En aquel mapa sentimental del fútbol español aparecía un nombre que hoy todavía resuena en la memoria colectiva: el Calvo Sotelo.
No hablamos del club actual, sino de aquel equipo que representó a toda una ciudad en la categoría de plata, el que viajaba en autobús, jugaba en El Cerrú y se colaba en los carruseles deportivos de la época. Un equipo que, más allá de los resultados, formaba parte de la identidad de Puertollano.
El actual Calvo Sotelo Puertollano no es el mismo club que jugó en Segunda División, sino el heredero del antiguo C.F. Calvo Sotelo, que es el que realmente compitió en la división de plata del fútbol español.
Nos vamos a centrar en el club histórico, en el que salía en las apuestas de las quinielas y en los carruseles deportivos de la radio y de la televisión de la época. Nuestro club disputó varias etapas en Segunda División, sumando un total de 11 temporadas.
Fue fundado en 1948 vinculado a la Empresa Nacional Calvo Sotelo ENCASO que le otorga el nombre. Vivió una década dorada en los años 60 y estuvo a punto de ascender a Primera División en la temporada 68-69, perdiendo la promoción contra el Córdoba. Disputaba los partidos en el Estadio de Fútbol conocido como El Cerrú.
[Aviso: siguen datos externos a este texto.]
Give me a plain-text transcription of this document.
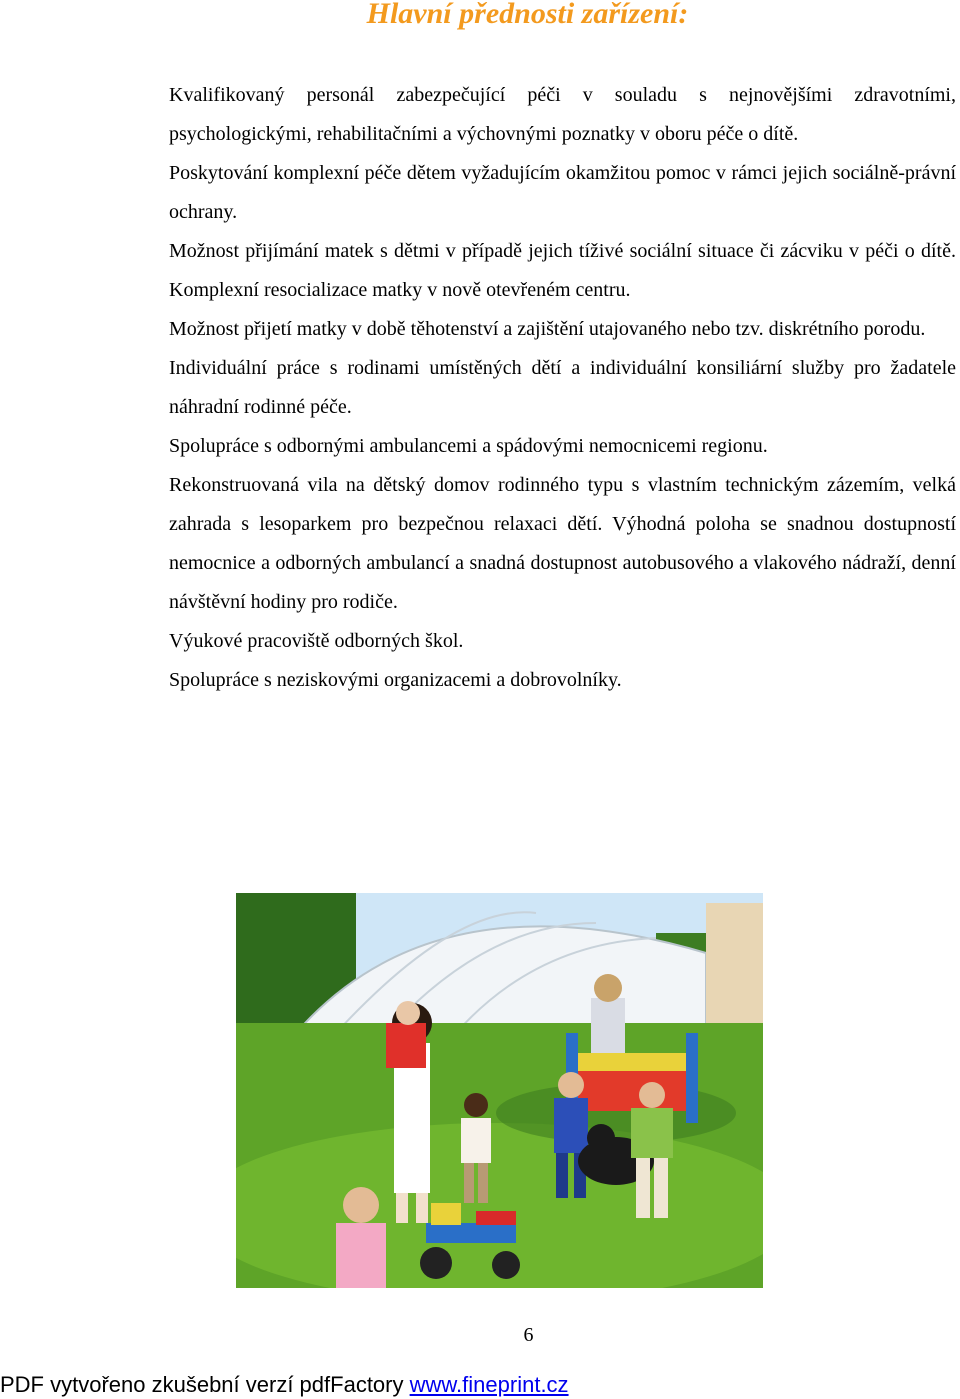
Hlavní přednosti zařízení:

Kvalifikovaný personál zabezpečující péči v souladu s nejnovějšími zdravotními, psychologickými, rehabilitačními a výchovnými poznatky v oboru péče o dítě.

Poskytování komplexní péče dětem vyžadujícím okamžitou pomoc v rámci jejich sociálně-právní ochrany.

Možnost přijímání matek s dětmi v případě jejich tíživé sociální situace či zácviku v péči o dítě. Komplexní resocializace matky v nově otevřeném centru.

Možnost přijetí matky v době těhotenství a zajištění utajovaného nebo tzv. diskrétního porodu.

Individuální práce s rodinami umístěných dětí a individuální konsiliární služby pro žadatele náhradní rodinné péče.

Spolupráce s odbornými ambulancemi a spádovými nemocnicemi regionu.

Rekonstruovaná vila na dětský domov rodinného typu s vlastním technickým zázemím, velká zahrada s lesoparkem pro bezpečnou relaxaci dětí. Výhodná poloha se snadnou dostupností nemocnice a odborných ambulancí a snadná dostupnost autobusového a vlakového nádraží, denní návštěvní hodiny pro rodiče.

Výukové pracoviště odborných škol.

Spolupráce s neziskovými organizacemi a dobrovolníky.

6
PDF vytvořeno zkušební verzí pdfFactory www.fineprint.cz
Tal vez la época más recordada sea la etapa de los setenta (scil. siglo XX), las temporadas 75-76. 76-77, y 77-78, descendiendo en el 78 justo cuando se reorganizaron las categorías del fútbol español, pasando a Segunda B.
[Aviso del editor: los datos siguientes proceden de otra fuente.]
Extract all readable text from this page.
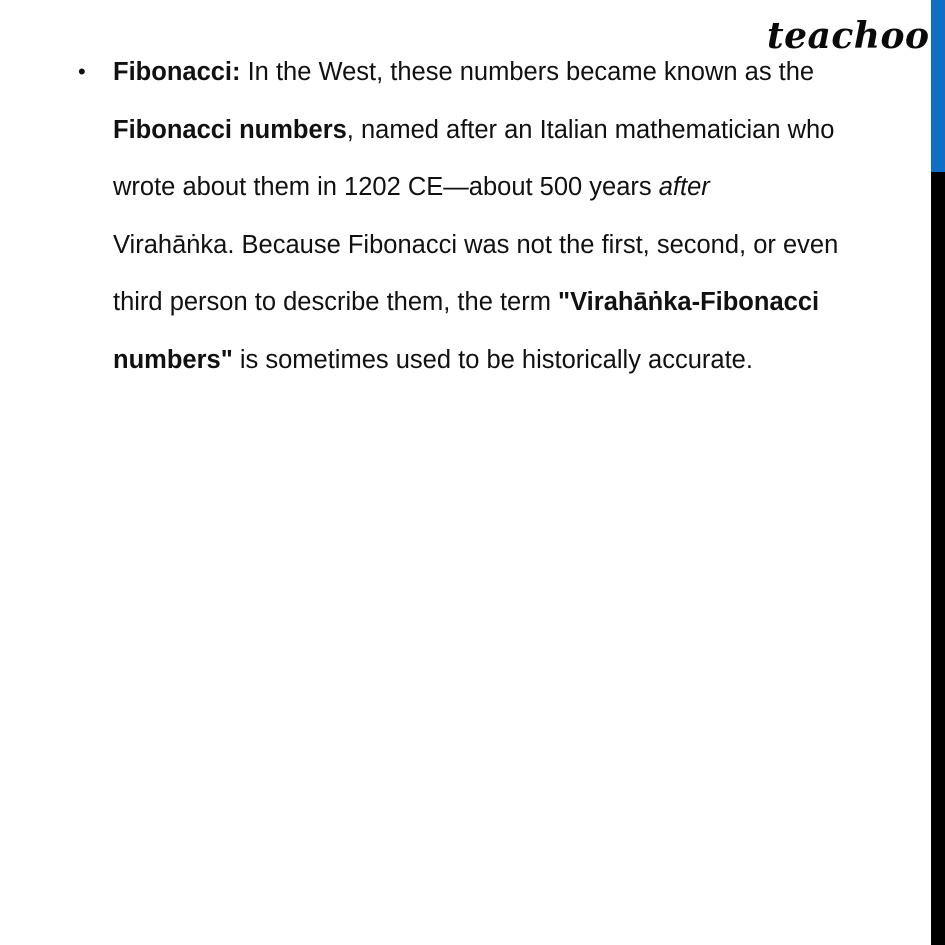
teachoo
• Fibonacci: In the West, these numbers became known as the
Fibonacci numbers, named after an Italian mathematician who
wrote about them in 1202 CE—about 500 years after
Virahāṅka. Because Fibonacci was not the first, second, or even
third person to describe them, the term "Virahāṅka-Fibonacci
numbers" is sometimes used to be historically accurate.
Los partidos contra el Rayo Vallecano constituían un choche interesante de Segunda con seguidores muy competitivos y público local entregado, sobre todo en Puertollano. El 3 de abril de 1977 el partido disputado contra el Sporting de Gijón en El Cerrú, fue suspendido en el minuto 32 tras una invasión de campo y agresión al ábritro por parte de varios espectadores, lo que provocó la clausura de dos partidos del estadio. Era la época en la que José María García lideraba en la SER la radio deportiva en España, y se posicionó en favor de estas medidas disciplinarias pero con una línea editorial que marcaba la diferencia de trato en relación con los equipos grandes de la liga. En la temporada 77-78 se instalaron vallas perimetrales en nuestro estadio al igual que en el resto de España para evitar invasiones del terreno de juego separando al público del cesped.
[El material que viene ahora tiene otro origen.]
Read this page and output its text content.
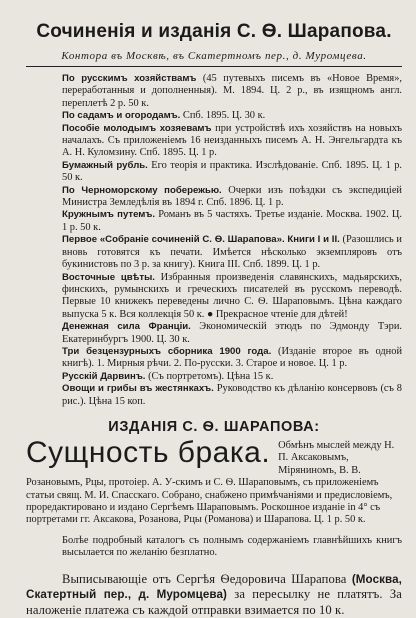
Сочиненія и изданія С. Ѳ. Шарапова.
Контора въ Москвѣ, въ Скатертномъ пер., д. Муромцева.

По русскимъ хозяйствамъ (45 путевыхъ писемъ въ «Новое Время», переработанныя и дополненныя). М. 1894. Ц. 2 р., въ изящномъ англ. переплетѣ 2 р. 50 к.

По садамъ и огородамъ. Спб. 1895. Ц. 30 к.

Пособіе молодымъ хозяевамъ при устройствѣ ихъ хозяйствъ на новыхъ началахъ. Съ приложеніемъ 16 неизданныхъ писемъ А. Н. Энгельгардта къ А. Н. Куломзину. Спб. 1895. Ц. 1 р.

Бумажный рубль. Его теорія и практика. Изслѣдованіе. Спб. 1895. Ц. 1 р. 50 к.

По Черноморскому побережью. Очерки изъ поѣздки съ экспедиціей Министра Земледѣлія въ 1894 г. Спб. 1896. Ц. 1 р.

Кружнымъ путемъ. Романъ въ 5 частяхъ. Третье изданіе. Москва. 1902. Ц. 1 р. 50 к.

Первое «Собраніе сочиненій С. Ѳ. Шарапова». Книги I и II. (Разошлись и вновь готовятся къ печати. Имѣется нѣсколько экземпляровъ отъ букинистовъ по 3 р. за книгу). Книга III. Спб. 1899. Ц. 1 р.

Восточные цвѣты. Избранныя произведенія славянскихъ, мадьярскихъ, финскихъ, румынскихъ и греческихъ писателей въ русскомъ переводѣ. Первые 10 книжекъ переведены лично С. Ѳ. Шараповымъ. Цѣна каждаго выпуска 5 к. Вся коллекція 50 к. ● Прекрасное чтеніе для дѣтей!

Денежная сила Франціи. Экономическій этюдъ по Эдмонду Тэри. Екатеринбургъ 1900. Ц. 30 к.

Три безцензурныхъ сборника 1900 года. (Изданіе второе въ одной книгѣ). 1. Мирныя рѣчи. 2. По-русски. 3. Старое и новое. Ц. 1 р.

Русскій Дарвинъ. (Съ портретомъ). Цѣна 15 к.

Овощи и грибы въ жестянкахъ. Руководство къ дѣланію консервовъ (съ 8 рис.). Цѣна 15 коп.

ИЗДАНІЯ С. Ѳ. ШАРАПОВА:
Сущность брака. Обмѣнъ мыслей между Н. П. Аксаковымъ, Міряниномъ, В. В. Розановымъ, Рцы, протоіер. А. У-скимъ и С. Ѳ. Шараповымъ, съ приложеніемъ статьи свящ. М. И. Спасскаго. Собрано, снабжено примѣчаніями и предисловіемъ, проредактировано и издано Сергѣемъ Шараповымъ. Роскошное изданіе in 4° съ портретами гг. Аксакова, Розанова, Рцы (Романова) и Шарапова. Ц. 1 р. 50 к.
Болѣе подробный каталогъ съ полнымъ содержаніемъ главнѣйшихъ книгъ высылается по желанію безплатно.
Выписывающіе отъ Сергѣя Ѳедоровича Шарапова (Москва, Скатертный пер., д. Муромцева) за пересылку не платятъ. За наложеніе платежа съ каждой отправки взимается по 10 к.
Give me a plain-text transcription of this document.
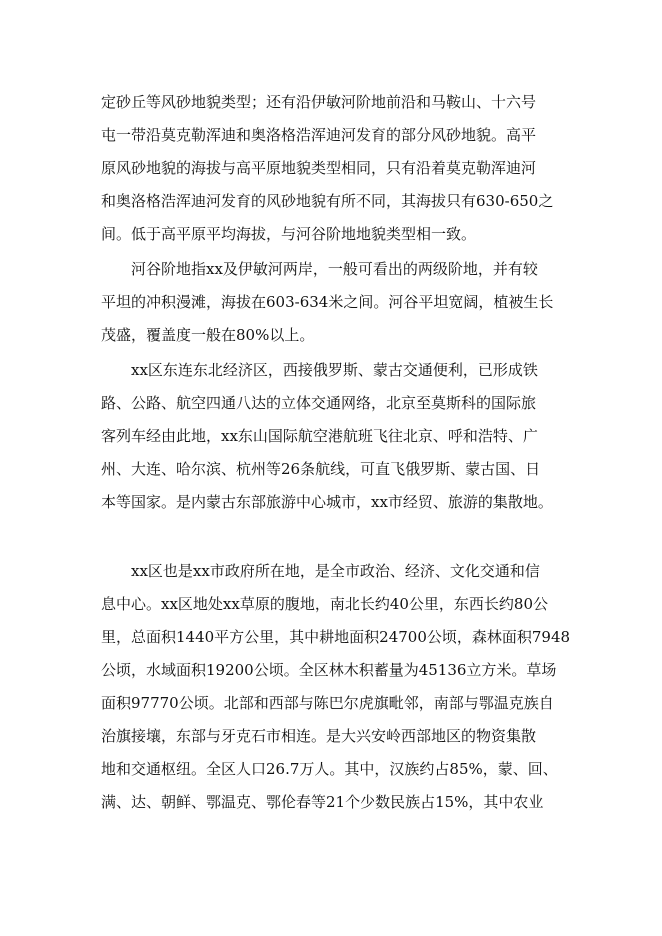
定砂丘等风砂地貌类型；还有沿伊敏河阶地前沿和马鞍山、十六号
屯一带沿莫克勒浑迪和奥洛格浩浑迪河发育的部分风砂地貌。高平
原风砂地貌的海拔与高平原地貌类型相同，只有沿着莫克勒浑迪河
和奥洛格浩浑迪河发育的风砂地貌有所不同，其海拔只有630-650之
间。低于高平原平均海拔，与河谷阶地地貌类型相一致。
河谷阶地指xx及伊敏河两岸，一般可看出的两级阶地，并有较
平坦的冲积漫滩，海拔在603-634米之间。河谷平坦宽阔，植被生长
茂盛，覆盖度一般在80%以上。
xx区东连东北经济区，西接俄罗斯、蒙古交通便利，已形成铁
路、公路、航空四通八达的立体交通网络，北京至莫斯科的国际旅
客列车经由此地，xx东山国际航空港航班飞往北京、呼和浩特、广
州、大连、哈尔滨、杭州等26条航线，可直飞俄罗斯、蒙古国、日
本等国家。是内蒙古东部旅游中心城市，xx市经贸、旅游的集散地。
xx区也是xx市政府所在地，是全市政治、经济、文化交通和信
息中心。xx区地处xx草原的腹地，南北长约40公里，东西长约80公
里，总面积1440平方公里，其中耕地面积24700公顷，森林面积7948
公顷，水域面积19200公顷。全区林木积蓄量为45136立方米。草场
面积97770公顷。北部和西部与陈巴尔虎旗毗邻，南部与鄂温克族自
治旗接壤，东部与牙克石市相连。是大兴安岭西部地区的物资集散
地和交通枢纽。全区人口26.7万人。其中，汉族约占85%，蒙、回、
满、达、朝鲜、鄂温克、鄂伦春等21个少数民族占15%，其中农业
Y por supuesto hay que mencionar el impacto que tuvo entre los aficionados y en la ciudad, el póster desplegable que encabeza esta entrada, a través de su revista-suplemento AS Color publicada en 1976 en plena etapa del club en Segunda División. El póster era un gran desplegable a doble página que los aficionados podían sacar del periódico y colgar en la pared como memorabilia del equipo. Para un club como el Calvo Sotelo, tener un póster en AS Color era un reconocimiento visual y presencia mediática. Era una forma de hacer visible al Calvo Sotelo más allá de Puertollano, y muchas personas del resto de España, continúan asociando al club con la ciudad y con el sambenito del pueblo de las dos mentiras. En las tardes radiofónicas de la época, siempre escuchábamos Calvo Sotelo de Puertollano y su estadio de Empetrol dando entrada al minuto y resultado del carrusel deportivo.
Entre los grandes animadores a capella del equipo, destacaba Luis Pizarro, el dueño de la Librería Pizarro de la calle Amargura y Francisco Sánchez Menor -El Pilfo-, quien ha dado nombre al estadio municipal de fútbol de las seiscientas, y que en los prolegómenos de los partidos de fútbol, corría dando vueltas al perímetro del campo del Cerrú despertando la admiración general.
Hoy, cuando el fútbol es otra cosa -más rápido, más global y también más distante-, cuesta imaginar aquel Calvo Sotelo sin vallas al principio, con la grada casi encima del campo y con una ciudad entera empujando desde el cemento. Pero permanece el recuerdo. Permanece en las voces que aún evocan alineaciones, en las tardes de radio que parecían detener el tiempo y en aquel póster arrancado de una revista que acabó colgado en tantas paredes.
Porque aquel equipo no fue solo un club de fútbol. Fue una forma de vivir, de reunirse, de sentirse parte de algo. Y, como ocurre con todas las cosas importantes, sigue volviendo de vez en cuando, como una memoria inesperada, como una magadalena de Proust con sabor a pisto manchego.